Goldman Forecasts Lower Commodity Prices as Super-Cycle Ends. By - TopicsExpress



          

Goldman Forecasts Lower Commodity Prices as Super-Cycle Ends. By Glenys Sim Jul 16, 2014 8:06 AM GMT+030 Commodities from iron ore to copper and Brent crude are expected to drop over the next five years as global supplies increase, according to Goldman Sachs Group Inc. There will be substantial declines in some metals, energy and bulk commodities, analysts including Chief Currency Strategist Robin Brooks wrote in a report. The period of continued year-on-year price rises for most commodities is over, they said in the report, which was dated yesterday.

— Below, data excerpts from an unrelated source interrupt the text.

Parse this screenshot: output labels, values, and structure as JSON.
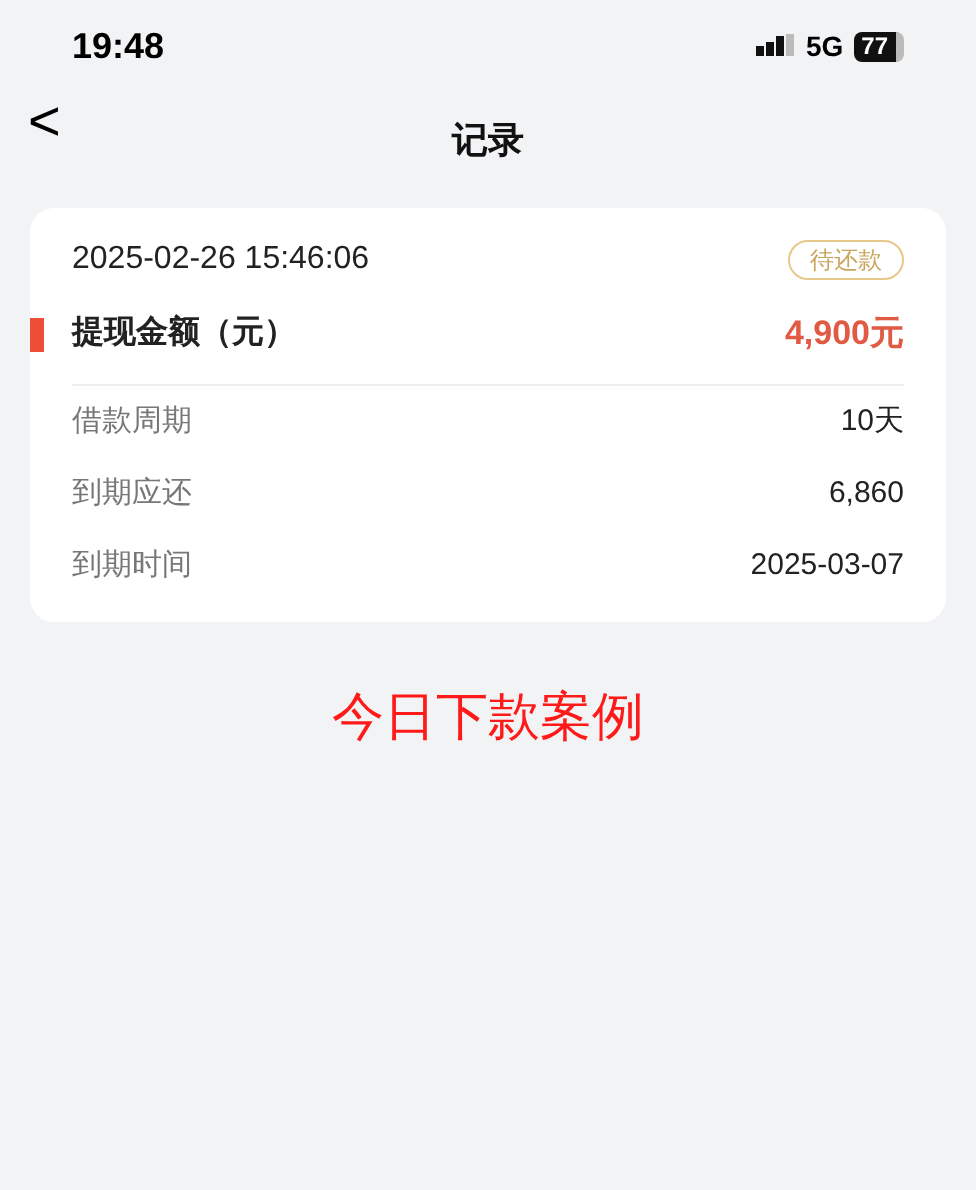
{
  "status_bar": {
    "time": "19:48",
    "network": "5G",
    "battery": "77"
  },
  "nav": {
    "back": "<",
    "title": "记录"
  },
  "record": {
    "datetime": "2025-02-26 15:46:06",
    "badge": "待还款",
    "amount_label": "提现金额（元）",
    "amount": "4,900元",
    "details": [
      {
        "label": "借款周期",
        "value": "10天"
      },
      {
        "label": "到期应还",
        "value": "6,860"
      },
      {
        "label": "到期时间",
        "value": "2025-03-07"
      }
    ]
  },
  "caption": "今日下款案例"
}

Banks from Citigroup Inc. to Deutsche Bank AG have called an end to the commodities super-cycle, when China’s surging demand for raw materials combined with supply constraints at mines and wells to more than double prices in the 12 years through 2010. Commodities rallied this year from three straight annual losses as a lack of rainfall in Brazil lifted coffee 46 percent and a ban of ore exports from Indonesia spurred a 39 percent increase in nickel. “A prolonged period of elevated commodity prices has catalysed a supply response,” the Goldman analysts wrote. “We do not expect a collapse in global commodity prices. But we do anticipate substantial declines across a number of key commodities.” Copper was forecast to drop to $6,600 a metric ton over five years, while iron ore was seen at $80 a ton and Brent may be $100 a barrel, according to Goldman. The steelmaking raw material was at $98 a dry ton in Tianjin, China, yesterday, and copper traded at $7,132.75 on the London Metal Exchange today. Brent was 7 cents higher at $106.09 on the ICE Futures Europe.